Background: Sanguinarine, a benzophenanthridine alkaloid, is extracted from the rhizomes of Sanguinaria canadensis and other poppy species (Fumaria). Although its antitumor activity is not fully understood, sanguinarine has demonstrated various biological effects, including antioxidant, antimicrobial, and anti-inflammatory properties. This work hypothesizes that sanguinarine's novel anti-angiogenic mechanism may enhance the efficacy of anticancer therapy.

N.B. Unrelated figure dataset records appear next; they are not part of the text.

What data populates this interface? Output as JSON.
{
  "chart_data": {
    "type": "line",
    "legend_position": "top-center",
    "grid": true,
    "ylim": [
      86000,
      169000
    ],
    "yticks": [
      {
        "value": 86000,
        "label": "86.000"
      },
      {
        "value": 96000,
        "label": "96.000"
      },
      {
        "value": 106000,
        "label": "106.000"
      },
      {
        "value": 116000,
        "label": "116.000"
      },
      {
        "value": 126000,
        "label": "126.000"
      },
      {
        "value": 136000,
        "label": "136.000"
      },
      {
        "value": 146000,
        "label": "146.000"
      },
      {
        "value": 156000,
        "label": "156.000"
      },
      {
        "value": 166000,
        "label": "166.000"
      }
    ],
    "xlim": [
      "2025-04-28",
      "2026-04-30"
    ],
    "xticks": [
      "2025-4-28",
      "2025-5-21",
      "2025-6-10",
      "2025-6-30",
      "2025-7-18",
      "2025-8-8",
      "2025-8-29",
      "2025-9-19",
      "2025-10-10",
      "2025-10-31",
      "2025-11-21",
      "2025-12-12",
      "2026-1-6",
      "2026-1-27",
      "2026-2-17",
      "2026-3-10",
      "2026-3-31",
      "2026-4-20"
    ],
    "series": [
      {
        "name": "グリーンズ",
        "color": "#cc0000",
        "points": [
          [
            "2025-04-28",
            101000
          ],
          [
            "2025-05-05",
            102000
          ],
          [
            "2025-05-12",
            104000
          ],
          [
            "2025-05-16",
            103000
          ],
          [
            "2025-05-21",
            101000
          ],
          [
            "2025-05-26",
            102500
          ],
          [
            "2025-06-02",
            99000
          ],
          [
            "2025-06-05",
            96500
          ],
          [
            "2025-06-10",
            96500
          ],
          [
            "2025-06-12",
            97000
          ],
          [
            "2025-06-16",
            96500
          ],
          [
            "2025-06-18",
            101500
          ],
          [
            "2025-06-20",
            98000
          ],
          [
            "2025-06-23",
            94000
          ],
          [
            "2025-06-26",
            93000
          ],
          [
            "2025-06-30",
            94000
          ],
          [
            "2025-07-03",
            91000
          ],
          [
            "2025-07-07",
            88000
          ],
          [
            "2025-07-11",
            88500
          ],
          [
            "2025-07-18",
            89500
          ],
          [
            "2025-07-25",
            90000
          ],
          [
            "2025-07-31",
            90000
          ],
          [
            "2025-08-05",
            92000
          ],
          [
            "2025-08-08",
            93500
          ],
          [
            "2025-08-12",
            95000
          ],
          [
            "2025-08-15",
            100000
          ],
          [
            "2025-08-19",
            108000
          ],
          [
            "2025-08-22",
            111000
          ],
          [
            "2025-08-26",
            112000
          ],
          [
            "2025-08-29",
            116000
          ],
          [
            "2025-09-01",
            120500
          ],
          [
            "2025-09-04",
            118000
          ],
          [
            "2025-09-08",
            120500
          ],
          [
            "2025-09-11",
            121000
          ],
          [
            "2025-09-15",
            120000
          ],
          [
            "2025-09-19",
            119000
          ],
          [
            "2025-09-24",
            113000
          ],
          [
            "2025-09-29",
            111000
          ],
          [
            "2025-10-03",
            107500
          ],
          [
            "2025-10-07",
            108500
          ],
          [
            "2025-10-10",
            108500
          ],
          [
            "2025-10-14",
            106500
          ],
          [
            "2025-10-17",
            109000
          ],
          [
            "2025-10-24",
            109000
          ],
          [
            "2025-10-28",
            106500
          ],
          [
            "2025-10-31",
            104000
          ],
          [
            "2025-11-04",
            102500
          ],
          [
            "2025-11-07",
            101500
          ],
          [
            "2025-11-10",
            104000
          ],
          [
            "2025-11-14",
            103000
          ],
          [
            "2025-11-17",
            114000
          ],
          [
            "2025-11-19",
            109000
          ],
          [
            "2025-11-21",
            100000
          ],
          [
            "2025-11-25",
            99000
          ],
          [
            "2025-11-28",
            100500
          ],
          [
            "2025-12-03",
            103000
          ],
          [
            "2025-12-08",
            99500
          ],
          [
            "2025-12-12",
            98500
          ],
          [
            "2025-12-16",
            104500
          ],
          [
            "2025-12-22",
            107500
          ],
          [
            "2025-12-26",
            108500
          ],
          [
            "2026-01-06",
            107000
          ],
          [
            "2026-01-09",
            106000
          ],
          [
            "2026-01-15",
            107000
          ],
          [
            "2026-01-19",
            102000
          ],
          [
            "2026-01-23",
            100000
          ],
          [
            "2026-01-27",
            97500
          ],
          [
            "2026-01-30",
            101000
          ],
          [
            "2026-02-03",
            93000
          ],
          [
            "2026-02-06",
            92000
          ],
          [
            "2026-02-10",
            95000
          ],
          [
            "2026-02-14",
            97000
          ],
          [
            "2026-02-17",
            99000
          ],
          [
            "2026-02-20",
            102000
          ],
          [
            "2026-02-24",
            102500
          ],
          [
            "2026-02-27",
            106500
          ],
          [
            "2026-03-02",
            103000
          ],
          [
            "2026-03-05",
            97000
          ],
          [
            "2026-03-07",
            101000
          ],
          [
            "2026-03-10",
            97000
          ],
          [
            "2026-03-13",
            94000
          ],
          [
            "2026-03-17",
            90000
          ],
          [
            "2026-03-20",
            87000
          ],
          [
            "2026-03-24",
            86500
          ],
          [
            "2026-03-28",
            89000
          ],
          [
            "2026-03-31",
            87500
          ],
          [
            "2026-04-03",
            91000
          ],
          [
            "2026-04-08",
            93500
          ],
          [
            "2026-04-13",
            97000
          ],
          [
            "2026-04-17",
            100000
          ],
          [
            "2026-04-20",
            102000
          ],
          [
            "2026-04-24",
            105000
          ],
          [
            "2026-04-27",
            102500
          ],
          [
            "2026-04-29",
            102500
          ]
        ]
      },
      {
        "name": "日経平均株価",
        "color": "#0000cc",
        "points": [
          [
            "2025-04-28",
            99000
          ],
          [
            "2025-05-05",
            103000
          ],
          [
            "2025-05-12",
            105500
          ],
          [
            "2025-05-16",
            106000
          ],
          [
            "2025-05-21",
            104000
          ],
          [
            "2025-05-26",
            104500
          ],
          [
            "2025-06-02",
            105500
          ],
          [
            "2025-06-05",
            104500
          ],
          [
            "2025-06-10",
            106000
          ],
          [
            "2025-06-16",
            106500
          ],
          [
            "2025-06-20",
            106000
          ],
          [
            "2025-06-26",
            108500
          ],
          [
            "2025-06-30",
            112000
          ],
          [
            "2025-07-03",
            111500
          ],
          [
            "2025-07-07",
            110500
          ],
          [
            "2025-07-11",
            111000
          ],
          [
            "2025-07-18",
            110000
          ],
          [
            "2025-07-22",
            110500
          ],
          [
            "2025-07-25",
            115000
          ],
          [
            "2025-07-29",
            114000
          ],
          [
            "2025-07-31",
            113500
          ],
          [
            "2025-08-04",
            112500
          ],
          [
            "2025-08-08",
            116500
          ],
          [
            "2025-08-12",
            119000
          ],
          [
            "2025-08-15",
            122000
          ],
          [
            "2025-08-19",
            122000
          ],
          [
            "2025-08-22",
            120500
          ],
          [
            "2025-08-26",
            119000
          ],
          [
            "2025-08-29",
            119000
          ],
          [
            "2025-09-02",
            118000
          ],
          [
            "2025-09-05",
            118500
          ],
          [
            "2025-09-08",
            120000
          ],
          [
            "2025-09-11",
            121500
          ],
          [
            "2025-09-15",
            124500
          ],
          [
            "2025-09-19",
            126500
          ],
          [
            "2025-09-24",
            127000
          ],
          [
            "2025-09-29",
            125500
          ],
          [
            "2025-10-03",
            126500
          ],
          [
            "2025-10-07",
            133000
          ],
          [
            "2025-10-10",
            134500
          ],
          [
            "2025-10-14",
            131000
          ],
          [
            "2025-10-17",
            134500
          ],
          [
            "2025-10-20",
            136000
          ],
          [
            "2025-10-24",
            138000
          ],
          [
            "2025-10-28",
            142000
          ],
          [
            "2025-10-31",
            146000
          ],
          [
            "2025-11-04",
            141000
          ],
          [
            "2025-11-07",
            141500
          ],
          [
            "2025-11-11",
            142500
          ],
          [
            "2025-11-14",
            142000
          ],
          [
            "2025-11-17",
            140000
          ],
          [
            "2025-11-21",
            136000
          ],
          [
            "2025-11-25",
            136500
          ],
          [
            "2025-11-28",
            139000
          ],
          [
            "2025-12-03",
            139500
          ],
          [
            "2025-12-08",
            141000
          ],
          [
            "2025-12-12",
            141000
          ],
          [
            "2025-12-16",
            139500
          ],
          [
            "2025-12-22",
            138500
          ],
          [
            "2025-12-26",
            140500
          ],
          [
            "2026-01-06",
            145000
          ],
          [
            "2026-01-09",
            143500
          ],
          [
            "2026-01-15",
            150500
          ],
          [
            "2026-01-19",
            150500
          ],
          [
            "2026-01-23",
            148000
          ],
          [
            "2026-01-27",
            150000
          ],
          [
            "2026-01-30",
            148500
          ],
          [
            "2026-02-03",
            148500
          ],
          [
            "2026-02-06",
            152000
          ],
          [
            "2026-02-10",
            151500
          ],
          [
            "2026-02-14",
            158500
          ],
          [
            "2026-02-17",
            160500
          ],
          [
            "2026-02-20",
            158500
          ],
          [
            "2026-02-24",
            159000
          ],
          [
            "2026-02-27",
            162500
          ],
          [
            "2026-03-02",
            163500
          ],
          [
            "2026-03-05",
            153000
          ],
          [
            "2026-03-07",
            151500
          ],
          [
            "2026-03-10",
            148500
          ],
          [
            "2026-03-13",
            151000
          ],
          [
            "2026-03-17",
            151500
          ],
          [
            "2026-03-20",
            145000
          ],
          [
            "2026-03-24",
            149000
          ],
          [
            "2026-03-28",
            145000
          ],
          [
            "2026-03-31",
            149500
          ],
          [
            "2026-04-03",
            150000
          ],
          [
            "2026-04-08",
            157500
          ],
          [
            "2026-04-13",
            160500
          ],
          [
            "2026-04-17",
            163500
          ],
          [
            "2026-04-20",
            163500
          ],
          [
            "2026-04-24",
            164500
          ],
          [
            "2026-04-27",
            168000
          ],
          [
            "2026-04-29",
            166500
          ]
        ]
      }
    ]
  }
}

Methods: The Cell Counting Kit-8 (CCK-8) assay and colony formation assay were conducted to evaluate the effect of sanguinarine on angiogenesis. Preliminary mechanisms of sanguinarine were investigated through cell cycle and apoptosis assays. A tube formation assay was performed to examine the impact of sanguinarine on angiogenesis in vitro. RT-qPCR and western blot analyses were primarily used to elucidate the underlying mechanisms, which were further validated through a vascular endothelial growth factor (VEGF) recovery experiment. Additionally, an animal xenograft model was employed to assess the effect of sanguinarine on tumor growth and to analyze potential toxicity.

Results: Sanguinarine significantly inhibited the proliferation of rat smooth muscle cells (A7r5) and human microvascular endothelial cells (HMVECs) and increased the cell population in the G2/M phase (p < 0.05). Sanguinarine also reduced cell migration capacity and angiogenesis (p < 0.05). These effects were mediated by inhibiting the VEGF signaling pathway, as sanguinarine downregulated VEGF expression at both mRNA and protein levels, with partial recovery observed upon VEGF supplementation in the medium (p < 0.05). Additionally, sanguinarine exposure inhibited phosphorylation activity across multiple kinases downstream of VEGF (p < 0.05). In animal experiments, sanguinarine suppressed tumor growth without significant toxicity (p < 0.05).

Conclusion: Sanguinarine exerts an inhibitory effect on blood vessel cell proliferation, presenting a valuable therapeutic approach in cancer treatment.